For developers building custody solutions, infrastructure tooling, or regulatory compliance systems, the question isn’t whether AI compute consolidation is happening—it obviously is. The question is whether the tools you’re building assume a distributed trust model or a centralized one. Those two assumptions produce radically different security architectures, different regulatory exposure, and different failure modes when a state actor decides your infrastructure is a valid target.
Capital is flowing toward consolidation. The UAE investors buying the AI dip, the institutional buyers taking HIVE’s exchangeable notes, the sovereign wealth funds that Deutsche Bank estimates control about $5 trillion worldwide—they are all betting on scale, not sovereignty. That’s a coherent bet—until a state actor decides the automation layer is a target, and the forensics firms can’t tell you how it was breached.
The miners who pivoted to AI didn’t abandon decentralization. They priced it correctly and decided it wasn’t worth what the market was paying for centralized compute. That’s honest. What’s less honest is pretending the security model transferred with the hardware.

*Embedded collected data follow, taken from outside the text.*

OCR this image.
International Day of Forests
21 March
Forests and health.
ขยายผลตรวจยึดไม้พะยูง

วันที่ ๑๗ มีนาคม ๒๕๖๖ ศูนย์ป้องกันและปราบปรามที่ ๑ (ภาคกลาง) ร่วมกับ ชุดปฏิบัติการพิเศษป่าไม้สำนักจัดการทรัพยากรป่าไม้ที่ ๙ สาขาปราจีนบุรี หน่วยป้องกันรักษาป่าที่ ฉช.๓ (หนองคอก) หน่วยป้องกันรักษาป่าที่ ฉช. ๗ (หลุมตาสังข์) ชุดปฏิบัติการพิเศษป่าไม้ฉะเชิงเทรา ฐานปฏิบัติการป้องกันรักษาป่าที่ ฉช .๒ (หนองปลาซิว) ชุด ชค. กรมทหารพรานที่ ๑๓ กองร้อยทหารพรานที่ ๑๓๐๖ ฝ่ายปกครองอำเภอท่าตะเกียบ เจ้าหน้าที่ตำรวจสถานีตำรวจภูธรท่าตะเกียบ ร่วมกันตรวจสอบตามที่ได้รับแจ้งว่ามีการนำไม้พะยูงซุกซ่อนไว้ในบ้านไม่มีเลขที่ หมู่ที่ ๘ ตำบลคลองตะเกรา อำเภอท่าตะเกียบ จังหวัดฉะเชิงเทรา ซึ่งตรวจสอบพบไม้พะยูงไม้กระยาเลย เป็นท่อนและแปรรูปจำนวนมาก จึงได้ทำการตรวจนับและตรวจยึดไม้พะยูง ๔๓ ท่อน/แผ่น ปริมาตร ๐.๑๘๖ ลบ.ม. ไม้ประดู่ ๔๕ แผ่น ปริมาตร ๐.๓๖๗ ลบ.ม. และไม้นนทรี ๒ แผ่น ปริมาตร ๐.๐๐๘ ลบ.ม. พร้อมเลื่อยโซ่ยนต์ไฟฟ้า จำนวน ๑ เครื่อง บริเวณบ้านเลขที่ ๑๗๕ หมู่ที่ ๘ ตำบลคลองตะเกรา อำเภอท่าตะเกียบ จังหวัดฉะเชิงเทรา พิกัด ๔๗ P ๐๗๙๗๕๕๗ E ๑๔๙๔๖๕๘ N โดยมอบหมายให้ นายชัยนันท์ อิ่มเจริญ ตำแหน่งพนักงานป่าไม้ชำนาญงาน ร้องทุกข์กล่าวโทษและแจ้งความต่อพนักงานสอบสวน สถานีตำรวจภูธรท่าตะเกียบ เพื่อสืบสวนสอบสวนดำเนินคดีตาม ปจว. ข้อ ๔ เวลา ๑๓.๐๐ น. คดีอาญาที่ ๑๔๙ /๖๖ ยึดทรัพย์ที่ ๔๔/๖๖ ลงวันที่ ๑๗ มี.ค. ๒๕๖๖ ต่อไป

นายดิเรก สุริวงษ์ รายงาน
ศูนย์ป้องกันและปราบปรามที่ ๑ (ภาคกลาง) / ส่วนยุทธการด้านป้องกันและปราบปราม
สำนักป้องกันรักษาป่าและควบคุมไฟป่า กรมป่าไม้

Whoever controls the automation layer controls the money. Right now, that’s a smaller group of entities than it was five years ago, and it’s getting smaller.
The infrastructure question and the security question were always the same question—the market just took a $90 million week to make that obvious.
Q: Are Bitcoin miners actually making more money from AI than from mining?
A: HIVE Digital Technologies reported $93.1 million in revenue in its third quarter, up 219% year over year, despite weaker Bitcoin prices and rising network difficulty—suggesting AI and high-performance computing workloads are driving the growth, not mining. The company’s $30 million Nvidia B200 GPU deployment deal and its $75 million raise for further GPU and data center expansion confirm that high-performance computing is now a primary revenue strategy, not a supplement to mining.
Q: How did attackers drain Grinex of $15 million without detection?
A: That’s the problem—neither TRM Labs nor Elliptic has explained the attack vector, despite TRM confirming the theft across roughly 70 drained addresses. The attackers converted stolen USDT to TRX and ETH to avoid asset freezes by Tether, suggesting operational sophistication. Grinex, which had been under near-constant attack attempts for 16 months, attributed the breach to state-level resources, though TRM declined to confirm that attribution.
Q: Why are UAE investors still buying AI infrastructure stocks during active regional conflict?
A: According to eToro market analyst Josh Gilbert, UAE investor behavior in Q1 was driven by long-term themes rather than a risk-off mindset, with significant increases in holdings of AI infrastructure and software names despite market pressure. An April 2026 Deutsche Bank report cited by Cointelegraph concluded that the geopolitical shock is more likely to sharpen than derail demand for AI, cybersecurity, and sovereign digital infrastructure in the Gulf region.